Giocare con la bellezza fisica, la sensualità, senza veli e inibizioni, è quanto osserviamo nelle opere di artisti che, come Giulio Romano, nella prima metà del Cinquecento, si sono cimentati nella realizzazione di immagini erotiche, riprodotte in opere che spaziano da dipinti a disegni, da sculture ad affreschi.


Barbara Furlotti,
Guido Rebecchini

L'arte del Rinascimento italiano non fu soltanto ricerca di forme monumentali e idealizzate, ma anche esaltazione della sensualità e del piacere. La mostra Giulio Romano. Arte e desiderio, a cura di Barbara Furlotti, Guido Rebecchini e Linda Wolk-Simon, aperta sino al 6 gennaio 2020 a palazzo Te di Mantova, esplora proprio questo aspetto decisamente laico della cultura artistica della prima metà del Cinquecento.
All’origine dell’interesse di Giulio Romano per l’immaginario erotico ci furono innanzitutto la riscoperta della statuaria antica – in mostra rappresentata da una Venere già di proprietà dell’artista, da alcune tessere trionfali romane e da un rilievo proveniente da Pompei – e l’insegnamento di Raffaello.
Giulio investigò i temi della bellezza fisica e del piacere in particolare in due cantieri romani affidati alla bottega del maestro, ovvero nella Stufetta del cardinale Bernardo Dovizi da Bibbiena (1516) e nella loggia della villa Farnesina (1518), alle cui decorazioni la mostra dedica una sezione. Di poco successiva e strettamente correlata a questi cantieri fu la pubblicazione dei Modi, una serie di immagini pornografiche disegnate da Giulio Romano intorno al 1524, incise da Marcantonio Raimondi, e infine corredate dai sonetti osceni di Pietro Aretino. Malgrado la censura papale abbia cercato di obliterare l’impresa ordinando la distruzione delle lastre e delle impressioni originali, i Modi ispirarono vari artisti del tempo, da pittori come Parmigianino a ceramisti come Xanto Avelli. Sempre intorno agli stessi anni, Giulio Romano realizzò due opere erotiche di grande fascino: il ritratto a mezzo busto di una cortigiana, in cui la bellezza ideale della Fornarina di Raffaello viene declinata in chiave tutta terrena, e i Due amanti dell’Ermitage, perno narrativo della mostra.

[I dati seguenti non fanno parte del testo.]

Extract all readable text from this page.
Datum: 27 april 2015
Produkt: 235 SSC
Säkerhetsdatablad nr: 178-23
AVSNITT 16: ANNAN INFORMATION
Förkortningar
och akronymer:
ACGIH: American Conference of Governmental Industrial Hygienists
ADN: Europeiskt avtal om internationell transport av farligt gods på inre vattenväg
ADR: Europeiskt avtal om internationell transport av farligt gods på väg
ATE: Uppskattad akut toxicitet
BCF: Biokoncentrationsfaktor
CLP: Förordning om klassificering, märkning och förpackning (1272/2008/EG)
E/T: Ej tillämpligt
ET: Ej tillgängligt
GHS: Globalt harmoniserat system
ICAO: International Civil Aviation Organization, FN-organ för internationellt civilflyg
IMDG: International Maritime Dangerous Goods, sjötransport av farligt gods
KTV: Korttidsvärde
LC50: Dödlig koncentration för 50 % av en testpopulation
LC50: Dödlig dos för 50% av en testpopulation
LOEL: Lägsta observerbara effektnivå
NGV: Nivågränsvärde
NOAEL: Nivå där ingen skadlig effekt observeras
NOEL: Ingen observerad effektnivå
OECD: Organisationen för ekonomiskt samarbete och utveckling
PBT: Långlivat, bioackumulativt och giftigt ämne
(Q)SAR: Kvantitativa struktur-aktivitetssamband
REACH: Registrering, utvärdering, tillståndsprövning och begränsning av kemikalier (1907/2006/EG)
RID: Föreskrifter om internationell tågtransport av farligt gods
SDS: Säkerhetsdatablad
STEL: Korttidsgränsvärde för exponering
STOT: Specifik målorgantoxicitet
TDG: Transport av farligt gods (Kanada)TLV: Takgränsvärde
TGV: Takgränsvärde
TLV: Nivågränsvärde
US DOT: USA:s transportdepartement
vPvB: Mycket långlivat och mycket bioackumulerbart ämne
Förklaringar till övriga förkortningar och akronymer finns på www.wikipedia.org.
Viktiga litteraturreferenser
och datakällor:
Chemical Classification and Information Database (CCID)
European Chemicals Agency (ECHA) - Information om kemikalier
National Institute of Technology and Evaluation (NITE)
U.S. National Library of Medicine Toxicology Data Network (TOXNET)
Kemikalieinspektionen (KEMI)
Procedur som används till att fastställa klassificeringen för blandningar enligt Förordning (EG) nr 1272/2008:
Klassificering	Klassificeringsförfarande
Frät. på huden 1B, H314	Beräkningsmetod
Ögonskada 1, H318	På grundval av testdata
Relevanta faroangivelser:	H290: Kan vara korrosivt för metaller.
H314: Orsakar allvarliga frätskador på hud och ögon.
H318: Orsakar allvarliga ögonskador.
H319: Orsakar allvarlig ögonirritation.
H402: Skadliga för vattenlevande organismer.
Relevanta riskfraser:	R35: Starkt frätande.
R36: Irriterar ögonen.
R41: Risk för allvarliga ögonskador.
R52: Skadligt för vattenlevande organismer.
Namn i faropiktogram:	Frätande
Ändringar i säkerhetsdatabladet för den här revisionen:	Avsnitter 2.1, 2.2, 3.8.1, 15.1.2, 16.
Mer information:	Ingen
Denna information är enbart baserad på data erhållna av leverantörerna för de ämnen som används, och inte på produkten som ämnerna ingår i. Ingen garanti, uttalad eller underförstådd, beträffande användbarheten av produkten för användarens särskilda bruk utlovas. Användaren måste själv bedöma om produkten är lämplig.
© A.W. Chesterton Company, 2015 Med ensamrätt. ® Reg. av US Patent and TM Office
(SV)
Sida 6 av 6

Trasferitosi alla corte di Mantova nel 1524 su invito di Federico II Gonzaga, Giulio Romano prese saldamente le redini della cultura artistica locale. Palazzo Te, realizzato tra il 1526 e il 1534, fu tra le prime – e sicuramente una delle più impegnative – commissioni affidategli dal signore di Mantova.